Алик развернулся и пошёл в лагерь. Он продолжил планёрку, ничего не сказав о происшедшем остальным вожатым. Вскоре в пионерскую комнату постучался Ромка. Не глядя ни на кого, он прошёл на своё место. Алик сделал вид, что не заметил приход воспитателя. После планёрки Ромка отозвал президента:
– Братишка, мне надо с тобой поговорить.
– Ты о чём, Роман? Уже поздно. Я, честно говоря, с ног валюсь. Пошли спать.
Алик дулся на Ромку целых два дня. И всё это время Роман пытался объясниться с Аликом, извиниться, но тот неизменно под разными предлогами уходил от разговоров. Наконец, в день республиканского фестиваля молодёжи и студентов, после карнавала и факельного шествия, в двенадцатом часу ночи Алик вызвал Ромку:
– Помнится, ты обещал своим девчонкам ночные купания.

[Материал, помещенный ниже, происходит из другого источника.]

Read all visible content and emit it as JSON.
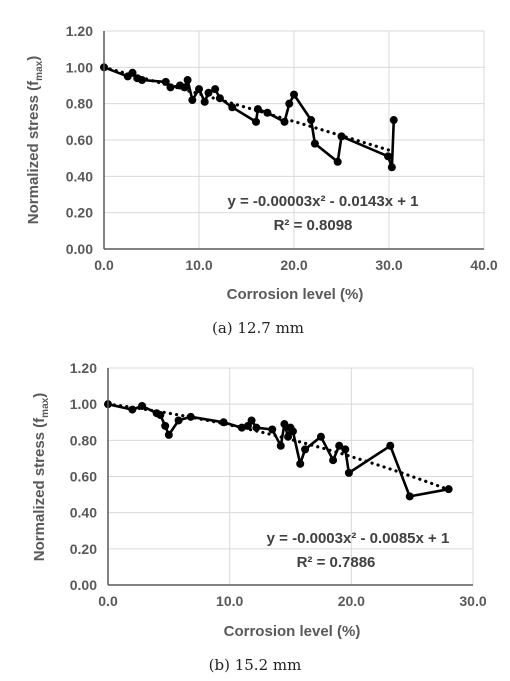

– Алик, братка, ну как мне искупить свою вину?
– Не искупить, а искупать. Вот что, Рома, ваши ребята после карнавала грязные, в саже, краске и гриме. Под краном это не отмоешь. Так что собирай свой отряд, возьмёте два больших фонаря. Кешка с тобой. Даю полчаса. Всё, вперёд на море. Да и возьмите Алиску, она тоже вся в краске.
* * *
Однажды папа одного мальчика из первого отряда подарил Ромке бутылочку хорошего коньяка. Не взятку, нет, упаси бог. Просто так, для настроения. А что? Вожатые, между прочим, тоже люди, и расслабиться им иногда позволительно, но только иногда и в особо отведённое время, когда все детишки в лагере спят добрым сном и даже пёс Цыган предаётся своим собачьим грёзам, в которых он всё-таки стал президентом республики и теперь питается исключительно свежей ветчиной да сервелатом. Так вот, после планёрки собрались вожатые, как обычно, попить чайку, поиграть на гитарке. Ромка достал коньяк. Но девчата пить отказались, как уж их ни уговаривали. Тогда Ромка пустился на хитрость. Заваривая в банке чай, он отлил туда граммов сто пятьдесят из своей бутылочки. Чай получился превосходным. Девчата пили его с удовольствием.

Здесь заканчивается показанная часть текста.